In my last two forays into the U.S. Social Security Administration baby names database, I explored the extent to which data was skewed towards adults before social security numbers were introduced in 1935, giving parents more incentive to register their children. It later occurred to me that that there is an important, and verifiable, difference between the names of adults and babies: nicknames. While things have become less formal nowadays, in the ’30s I’m guessing it was a rare baby who was called “Larry” from the get-go.
A stacked-area or stream graph gives a good view of the distribution of the name “William” and its major variants (it has plenty of other minor variants like “Willy” or “Willem” which were not included):
The pattern takes a little thought to interpret: there’s a big dropoff in the adult nicknames “Will” and “Willie” around 1914; in 1935, they would be 21-year-olds. A greater proportion of minors would officially identify themselves as “William”. “Billy” sees a big increase from 1920 to 1932; were people emulating the popular radio star Billy Jones? I suspect what’s going on is more subtle — and chilling. If you read about World War I, there seem to be a lot of Billys who crop up, notably Billy Mitchell and Billy Bishop; the Google Ngram Viewer shows a spike in mentions of “Billy” in printed matter during World War I and a fall afterwards, the opposite of what we see above.
In 1935, adults who applied for a social security number had to have survived World War I. I think what we’re seeing is Billys who were too young to have perished in the war aging, getting their first job and applying for a social security number. Billy wan’t unpopular before 1920; it’s just that a lot of them died without leaving a record. Note that the relative proportions between name and nicknames stay relatively constant after 1932.

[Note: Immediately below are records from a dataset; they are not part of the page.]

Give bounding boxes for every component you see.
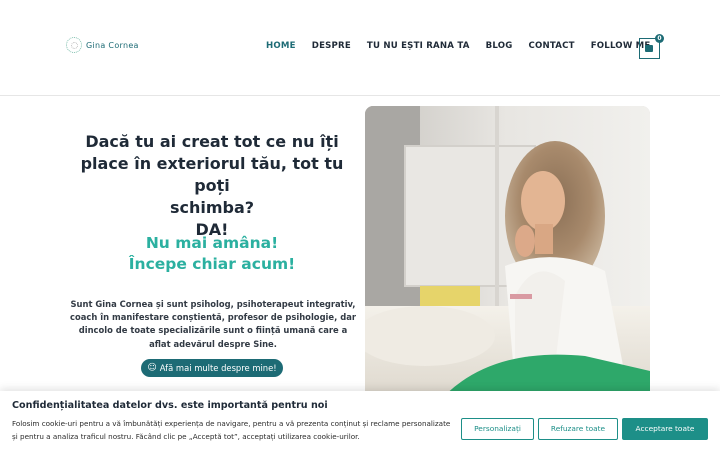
cart-count-badge: 0 [655, 34, 664, 43]
hero-title: Dacă tu ai creat tot ce nu îți place în … [64, 131, 360, 241]
nav-item-blog[interactable]: BLOG [486, 41, 513, 51]
hero-title-line: schimba? [169, 198, 255, 217]
logo[interactable]: Gina Cornea [66, 37, 139, 53]
hero-title-line: Dacă tu ai creat tot ce nu îți [85, 132, 339, 151]
hero-description: Sunt Gina Cornea și sunt psiholog, psiho… [70, 299, 356, 349]
hero-subtitle: Nu mai amâna! Începe chiar acum! [64, 233, 360, 275]
main-nav: HOME DESPRE TU NU EȘTI RANA TA BLOG CONT… [266, 41, 667, 51]
smiley-icon: ☺ [147, 363, 157, 373]
cart-button[interactable]: 0 [639, 34, 664, 59]
about-me-button-label: Afă mai multe despre mine! [159, 363, 277, 373]
shopping-bag-icon [645, 45, 653, 52]
nav-item-home[interactable]: HOME [266, 41, 296, 51]
portrait-image [365, 106, 650, 406]
logo-text: Gina Cornea [86, 40, 139, 50]
cookie-customize-button[interactable]: Personalizați [461, 418, 534, 440]
hero-subtitle-line: Nu mai amâna! [145, 234, 279, 252]
page: Gina Cornea HOME DESPRE TU NU EȘTI RANA … [0, 0, 720, 450]
site-header: Gina Cornea HOME DESPRE TU NU EȘTI RANA … [0, 0, 720, 96]
nav-item-despre[interactable]: DESPRE [312, 41, 351, 51]
cookie-text: Folosim cookie-uri pentru a vă îmbunătăț… [12, 419, 451, 441]
cookie-accept-button[interactable]: Acceptare toate [622, 418, 708, 440]
hero-subtitle-line: Începe chiar acum! [128, 255, 296, 273]
hero-title-line: place în exteriorul tău, tot tu poți [80, 154, 344, 195]
cookie-reject-button[interactable]: Refuzare toate [538, 418, 618, 440]
logo-mark-icon [66, 37, 82, 53]
cookie-title: Confidențialitatea datelor dvs. este imp… [12, 400, 328, 411]
hero-photo [365, 106, 650, 406]
about-me-button[interactable]: ☺ Afă mai multe despre mine! [141, 359, 283, 377]
nav-item-contact[interactable]: CONTACT [528, 41, 574, 51]
nav-item-tu-nu-esti-rana-ta[interactable]: TU NU EȘTI RANA TA [367, 41, 470, 51]
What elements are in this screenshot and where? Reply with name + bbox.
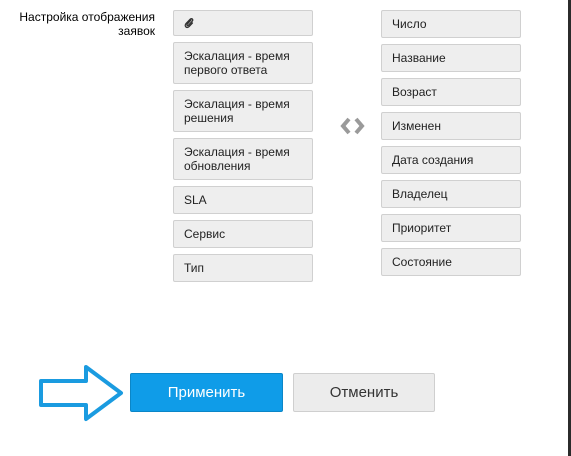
selected-column-state[interactable]: Состояние <box>381 248 521 276</box>
apply-button[interactable]: Применить <box>130 373 283 412</box>
available-column-type[interactable]: Тип <box>173 254 313 282</box>
selected-column-number[interactable]: Число <box>381 10 521 38</box>
pointer-arrow-icon <box>39 365 123 421</box>
available-column-escalation-solution[interactable]: Эскалация - время решения <box>173 90 313 132</box>
available-column-escalation-update[interactable]: Эскалация - время обновления <box>173 138 313 180</box>
selected-column-owner[interactable]: Владелец <box>381 180 521 208</box>
swap-arrows-icon <box>340 117 365 135</box>
settings-label: Настройка отображения заявок <box>19 10 155 38</box>
available-column-escalation-first-response[interactable]: Эскалация - время первого ответа <box>173 42 313 84</box>
selected-column-changed[interactable]: Изменен <box>381 112 521 140</box>
selected-column-priority[interactable]: Приоритет <box>381 214 521 242</box>
paperclip-icon <box>184 17 194 29</box>
selected-column-age[interactable]: Возраст <box>381 78 521 106</box>
available-column-attachment[interactable] <box>173 10 313 36</box>
selected-column-title[interactable]: Название <box>381 44 521 72</box>
available-column-sla[interactable]: SLA <box>173 186 313 214</box>
cancel-button[interactable]: Отменить <box>293 373 435 412</box>
available-column-service[interactable]: Сервис <box>173 220 313 248</box>
available-columns-list: Эскалация - время первого ответа Эскалац… <box>173 10 313 282</box>
selected-columns-list: Число Название Возраст Изменен Дата созд… <box>381 10 521 276</box>
selected-column-created[interactable]: Дата создания <box>381 146 521 174</box>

Let’s cheer ourselves up a bit with another name, a girl’s name this time (and thus less vulnerable to WWI), and one with two variants right off the bat: Rachel. The huge explosion of popularity of the common spelling in the 1970s makes it a little difficult to see some of the less common versions, so I’ve added a normalized graph, as well (with all forms of ‘Rachel’ adding up to 100%, so it’s no longer a graph of name popularity, but of variant trends).
Before 1900, the only variant, making up about 5% of the total, is “Rachael”, and here’s an interesting etymology: basically, parents liked the baroque feel of the name “Michael” and copied it. In Hebrew, the vowel before the “l” in Rachel and Michael is different; this isn’t a transliteration, it’s an adaptation for aesthetic reasons. The same thing starts to happen later with some girls being named “Racheal”. (As an aside, I know someone named Micheal; he rues the irony that his parents wanted it to be easier to spell, but instead ensured everyone misspells his name. One time after a few too many libations I asked him if it was possible his parents were just poor spellers; he claims not.)
Once again we see a huge discontinuity in 1935 with the name Rochelle (which isn’t etymologically linked to Rachel, but it’s still pretty similar); my guess is this is an artifact of parents for the first time signing up young children before they had a chance to die of childhood illnesses, but that hypothesis would require further testing.
By the way, there are 79 versions of Rachel in the database (here’s my first, failed attempt to graph them all); what you see here is the top 16, with all the rest lumped together as “Other”, including Rchel (which is, I suspect, actually R’chel. Could be inspired by Hebrew, could be inspired by Klingon. I leave you to judge what, if any, trauma will occur to baby girls named Ratchel.)
Stream or stacked-area graphs are a good way of exploring certain patterns, such as girls named after months:
A few observations: (1) The only month missing is February. (2) Spider-Man’s Aunt May is well named, when the comic started in the 1960s it was already old fashioned. (3) Apparently there are a bunch of 30-year-olds named April whom I’ve never met. (4) January Jones’s name is not as uncommon as I thought; statistically, at least one of them must be a good actor. (5) I would not have predicted that the first unusual month name would be “September”, nor that it would have started in the 1950s. (5) Who names a girl “March”?!